Let us denote the temperature of the hot reservoir (source) by $$T_1$$ and that of the cold reservoir (sink) by $$T_2$$. Throughout the calculation all temperatures will be expressed on the absolute (kelvin) scale; a change of 1 °C equals a change of 1 K, so differences can be handled in either unit without confusion.

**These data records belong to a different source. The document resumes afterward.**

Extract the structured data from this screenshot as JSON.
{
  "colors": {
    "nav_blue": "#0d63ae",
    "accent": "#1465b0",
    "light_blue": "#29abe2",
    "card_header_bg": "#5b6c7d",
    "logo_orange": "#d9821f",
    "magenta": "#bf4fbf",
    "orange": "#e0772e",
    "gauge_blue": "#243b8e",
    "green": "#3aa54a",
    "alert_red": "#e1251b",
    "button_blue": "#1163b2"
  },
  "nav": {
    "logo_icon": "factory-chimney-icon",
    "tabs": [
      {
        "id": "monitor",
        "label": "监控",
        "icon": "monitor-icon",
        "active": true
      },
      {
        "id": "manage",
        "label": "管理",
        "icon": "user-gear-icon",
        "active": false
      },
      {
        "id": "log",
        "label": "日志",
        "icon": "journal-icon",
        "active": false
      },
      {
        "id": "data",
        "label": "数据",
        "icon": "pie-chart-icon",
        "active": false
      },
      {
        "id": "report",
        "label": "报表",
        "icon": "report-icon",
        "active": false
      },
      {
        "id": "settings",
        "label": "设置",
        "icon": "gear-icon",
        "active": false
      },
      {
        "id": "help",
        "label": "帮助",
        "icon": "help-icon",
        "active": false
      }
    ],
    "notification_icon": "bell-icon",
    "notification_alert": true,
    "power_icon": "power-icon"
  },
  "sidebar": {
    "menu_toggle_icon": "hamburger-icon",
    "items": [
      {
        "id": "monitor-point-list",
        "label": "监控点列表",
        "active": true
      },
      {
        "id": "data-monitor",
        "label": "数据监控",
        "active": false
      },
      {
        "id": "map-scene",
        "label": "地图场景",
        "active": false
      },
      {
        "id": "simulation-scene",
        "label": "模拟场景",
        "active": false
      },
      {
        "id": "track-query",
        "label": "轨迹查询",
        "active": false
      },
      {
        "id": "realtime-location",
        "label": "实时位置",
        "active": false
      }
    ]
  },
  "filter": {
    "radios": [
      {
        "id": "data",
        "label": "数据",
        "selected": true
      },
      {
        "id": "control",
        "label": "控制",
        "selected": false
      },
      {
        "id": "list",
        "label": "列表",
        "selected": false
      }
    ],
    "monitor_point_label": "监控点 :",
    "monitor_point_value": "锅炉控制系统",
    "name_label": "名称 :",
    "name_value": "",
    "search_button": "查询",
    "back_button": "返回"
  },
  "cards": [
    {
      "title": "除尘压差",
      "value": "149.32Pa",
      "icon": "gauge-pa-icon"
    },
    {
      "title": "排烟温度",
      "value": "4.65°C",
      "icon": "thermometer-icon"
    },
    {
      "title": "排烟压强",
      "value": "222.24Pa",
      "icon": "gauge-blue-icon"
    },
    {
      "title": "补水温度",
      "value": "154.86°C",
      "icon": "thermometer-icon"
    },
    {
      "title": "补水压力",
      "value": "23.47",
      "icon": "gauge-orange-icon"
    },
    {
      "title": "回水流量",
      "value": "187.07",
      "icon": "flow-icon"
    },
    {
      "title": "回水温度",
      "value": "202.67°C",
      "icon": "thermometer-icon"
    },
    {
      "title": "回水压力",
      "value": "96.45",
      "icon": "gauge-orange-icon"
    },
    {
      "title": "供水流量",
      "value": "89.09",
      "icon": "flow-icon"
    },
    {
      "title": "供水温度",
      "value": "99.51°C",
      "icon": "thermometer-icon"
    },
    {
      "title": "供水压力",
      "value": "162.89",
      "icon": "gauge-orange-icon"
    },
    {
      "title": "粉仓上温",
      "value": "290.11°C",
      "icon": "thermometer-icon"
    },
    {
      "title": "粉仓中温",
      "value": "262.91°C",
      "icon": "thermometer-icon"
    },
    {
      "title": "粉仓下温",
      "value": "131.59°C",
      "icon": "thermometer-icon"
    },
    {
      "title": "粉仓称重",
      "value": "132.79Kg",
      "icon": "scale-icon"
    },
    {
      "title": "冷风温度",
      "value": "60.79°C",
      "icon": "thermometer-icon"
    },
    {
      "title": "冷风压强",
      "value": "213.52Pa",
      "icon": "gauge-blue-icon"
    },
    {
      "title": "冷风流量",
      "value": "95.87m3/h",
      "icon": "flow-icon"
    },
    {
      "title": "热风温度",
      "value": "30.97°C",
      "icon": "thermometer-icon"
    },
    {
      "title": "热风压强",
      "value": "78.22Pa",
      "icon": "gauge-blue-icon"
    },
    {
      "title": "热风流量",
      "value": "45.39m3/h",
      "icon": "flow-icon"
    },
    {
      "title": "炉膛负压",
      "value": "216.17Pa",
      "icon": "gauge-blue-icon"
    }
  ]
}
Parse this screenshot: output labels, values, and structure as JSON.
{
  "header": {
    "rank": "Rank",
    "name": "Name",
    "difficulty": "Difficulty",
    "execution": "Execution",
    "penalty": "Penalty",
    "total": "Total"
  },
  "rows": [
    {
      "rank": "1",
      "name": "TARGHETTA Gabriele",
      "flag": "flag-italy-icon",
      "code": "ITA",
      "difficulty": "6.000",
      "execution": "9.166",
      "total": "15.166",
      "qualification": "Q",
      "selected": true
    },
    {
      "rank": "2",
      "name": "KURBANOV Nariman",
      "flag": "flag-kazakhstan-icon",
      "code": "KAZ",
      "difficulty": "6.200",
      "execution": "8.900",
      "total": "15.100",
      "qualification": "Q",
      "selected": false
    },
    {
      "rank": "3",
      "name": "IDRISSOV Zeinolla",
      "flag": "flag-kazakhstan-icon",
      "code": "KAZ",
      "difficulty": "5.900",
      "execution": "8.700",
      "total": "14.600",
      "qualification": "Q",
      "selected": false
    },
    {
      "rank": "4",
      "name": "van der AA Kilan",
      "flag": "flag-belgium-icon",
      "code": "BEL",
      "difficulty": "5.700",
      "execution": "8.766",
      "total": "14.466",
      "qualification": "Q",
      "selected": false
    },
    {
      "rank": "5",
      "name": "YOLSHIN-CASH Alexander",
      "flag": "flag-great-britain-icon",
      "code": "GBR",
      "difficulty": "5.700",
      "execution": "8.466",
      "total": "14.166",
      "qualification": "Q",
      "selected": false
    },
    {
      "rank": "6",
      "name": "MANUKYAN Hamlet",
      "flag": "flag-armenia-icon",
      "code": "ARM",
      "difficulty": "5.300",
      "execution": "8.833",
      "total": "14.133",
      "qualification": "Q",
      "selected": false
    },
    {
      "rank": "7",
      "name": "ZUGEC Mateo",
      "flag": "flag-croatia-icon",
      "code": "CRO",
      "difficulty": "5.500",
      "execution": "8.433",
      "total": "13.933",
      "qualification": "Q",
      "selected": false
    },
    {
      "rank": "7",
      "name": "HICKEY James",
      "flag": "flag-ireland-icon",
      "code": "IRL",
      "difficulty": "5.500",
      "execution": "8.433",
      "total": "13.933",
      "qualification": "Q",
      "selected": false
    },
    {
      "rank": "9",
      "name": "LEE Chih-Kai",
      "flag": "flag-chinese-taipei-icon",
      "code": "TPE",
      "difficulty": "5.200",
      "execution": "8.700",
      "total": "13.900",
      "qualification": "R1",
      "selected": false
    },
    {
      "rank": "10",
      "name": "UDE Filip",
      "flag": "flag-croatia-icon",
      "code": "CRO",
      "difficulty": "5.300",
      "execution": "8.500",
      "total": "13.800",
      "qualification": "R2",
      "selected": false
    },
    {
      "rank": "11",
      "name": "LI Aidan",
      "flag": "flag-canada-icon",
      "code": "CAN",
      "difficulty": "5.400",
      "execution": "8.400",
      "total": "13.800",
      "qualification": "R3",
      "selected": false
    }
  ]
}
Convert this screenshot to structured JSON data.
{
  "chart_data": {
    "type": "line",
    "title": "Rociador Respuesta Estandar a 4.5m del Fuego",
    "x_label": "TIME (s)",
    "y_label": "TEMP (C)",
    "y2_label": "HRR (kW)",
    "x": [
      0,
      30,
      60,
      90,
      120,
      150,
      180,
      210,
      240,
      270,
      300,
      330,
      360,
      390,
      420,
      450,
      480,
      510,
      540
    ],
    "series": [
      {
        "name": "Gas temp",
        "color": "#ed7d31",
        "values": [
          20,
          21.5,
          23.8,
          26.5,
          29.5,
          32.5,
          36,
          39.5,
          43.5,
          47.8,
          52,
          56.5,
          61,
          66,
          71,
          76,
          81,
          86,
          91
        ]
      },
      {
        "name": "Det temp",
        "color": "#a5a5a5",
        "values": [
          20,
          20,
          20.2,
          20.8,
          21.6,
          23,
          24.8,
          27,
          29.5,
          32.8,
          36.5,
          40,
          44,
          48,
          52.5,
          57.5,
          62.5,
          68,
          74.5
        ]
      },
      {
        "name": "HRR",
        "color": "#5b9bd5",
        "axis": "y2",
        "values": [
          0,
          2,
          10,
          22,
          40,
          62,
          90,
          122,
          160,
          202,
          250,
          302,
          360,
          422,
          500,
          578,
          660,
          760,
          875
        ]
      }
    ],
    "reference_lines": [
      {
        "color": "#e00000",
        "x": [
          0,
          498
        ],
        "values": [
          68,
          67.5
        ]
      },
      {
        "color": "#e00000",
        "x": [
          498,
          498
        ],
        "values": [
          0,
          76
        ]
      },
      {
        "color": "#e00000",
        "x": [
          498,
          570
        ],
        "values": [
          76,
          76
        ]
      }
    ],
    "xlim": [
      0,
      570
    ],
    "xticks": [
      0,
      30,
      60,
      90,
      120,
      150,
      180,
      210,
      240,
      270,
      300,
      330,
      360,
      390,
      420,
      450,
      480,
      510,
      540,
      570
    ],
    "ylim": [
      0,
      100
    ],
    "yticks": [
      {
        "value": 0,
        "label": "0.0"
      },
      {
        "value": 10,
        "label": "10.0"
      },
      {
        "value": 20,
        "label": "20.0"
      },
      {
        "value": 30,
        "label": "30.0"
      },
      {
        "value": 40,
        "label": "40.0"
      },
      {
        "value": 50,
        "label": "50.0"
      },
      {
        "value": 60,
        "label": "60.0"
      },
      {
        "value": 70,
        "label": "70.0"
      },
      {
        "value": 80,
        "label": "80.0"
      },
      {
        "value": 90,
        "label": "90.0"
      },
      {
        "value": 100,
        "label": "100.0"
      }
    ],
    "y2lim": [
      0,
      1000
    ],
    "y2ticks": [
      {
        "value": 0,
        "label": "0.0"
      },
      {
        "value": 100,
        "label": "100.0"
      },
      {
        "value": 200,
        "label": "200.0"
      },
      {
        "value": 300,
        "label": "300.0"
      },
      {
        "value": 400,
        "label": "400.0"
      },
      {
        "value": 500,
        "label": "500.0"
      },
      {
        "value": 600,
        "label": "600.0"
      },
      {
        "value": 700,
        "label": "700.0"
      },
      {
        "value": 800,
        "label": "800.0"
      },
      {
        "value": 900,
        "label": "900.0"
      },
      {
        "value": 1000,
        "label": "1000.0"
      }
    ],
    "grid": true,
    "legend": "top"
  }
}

For an ideal (Carnot) heat engine, the efficiency $$\eta$$ is given by the well-known relation

$$\eta \;=\;1-\dfrac{T_2}{T_1}.$$

We are first told that the efficiency is $$\dfrac16$$. Substituting this value into the formula we have

$$1-\dfrac{T_2}{T_1}\;=\;\dfrac16.$$

Rearranging term by term,

$$\dfrac{T_2}{T_1}\;=\;1-\dfrac16\;=\;\dfrac56,$$

and hence

$$T_2=\dfrac56\,T_1. \quad -(1)$$

Next, the problem states that the sink temperature is lowered by 62 °C (that is, by 62 K). Let the new sink temperature be $$T_2'$$. Then

$$T_2' = T_2 - 62.$$

With this altered sink temperature the efficiency doubles, becoming $$2\times\dfrac16=\dfrac13$$. Applying the efficiency formula once more, we get

$$1-\dfrac{T_2'}{T_1}\;=\;\dfrac13.$$

Solving for the ratio,

$$\dfrac{T_2'}{T_1}\;=\;1-\dfrac13\;=\;\dfrac23,$$

so

$$T_2'=\dfrac23\,T_1. \quad -(2)$$

Now we substitute $$T_2=\dfrac56\,T_1$$ from equation (1) into the definition of $$T_2'$$:

$$T_2' = T_2 - 62 \;=\;\dfrac56\,T_1\;-\;62.$$

But equation (2) tells us that $$T_2'=\dfrac23\,T_1$$. Equating the two expressions for $$T_2'$$ gives

$$\dfrac56\,T_1\;-\;62 \;=\;\dfrac23\,T_1.$$

To collect like terms, we bring the right-hand term to the left:

$$\dfrac56\,T_1 - \dfrac23\,T_1 \;=\;62.$$

Writing both fractions with a common denominator 6, $$\dfrac23\,T_1=\dfrac46\,T_1$$, so

$$\left(\dfrac56 - \dfrac46\right)T_1 \;=\;62.$$

The difference in the parentheses is $$\dfrac16$$, hence

$$\dfrac16\,T_1 \;=\;62.$$

Multiplying both sides by 6 we arrive at

$$T_1 \;=\;372\;\text{K}.$$

Finally, converting back to the Celsius scale (recall $$T(\text{°C}) = T(\text{K}) - 273$$), we obtain

$$T_1 = 372\;\text{K} - 273 = 99\;^\circ\text{C}.$$

Hence, the correct answer is Option D.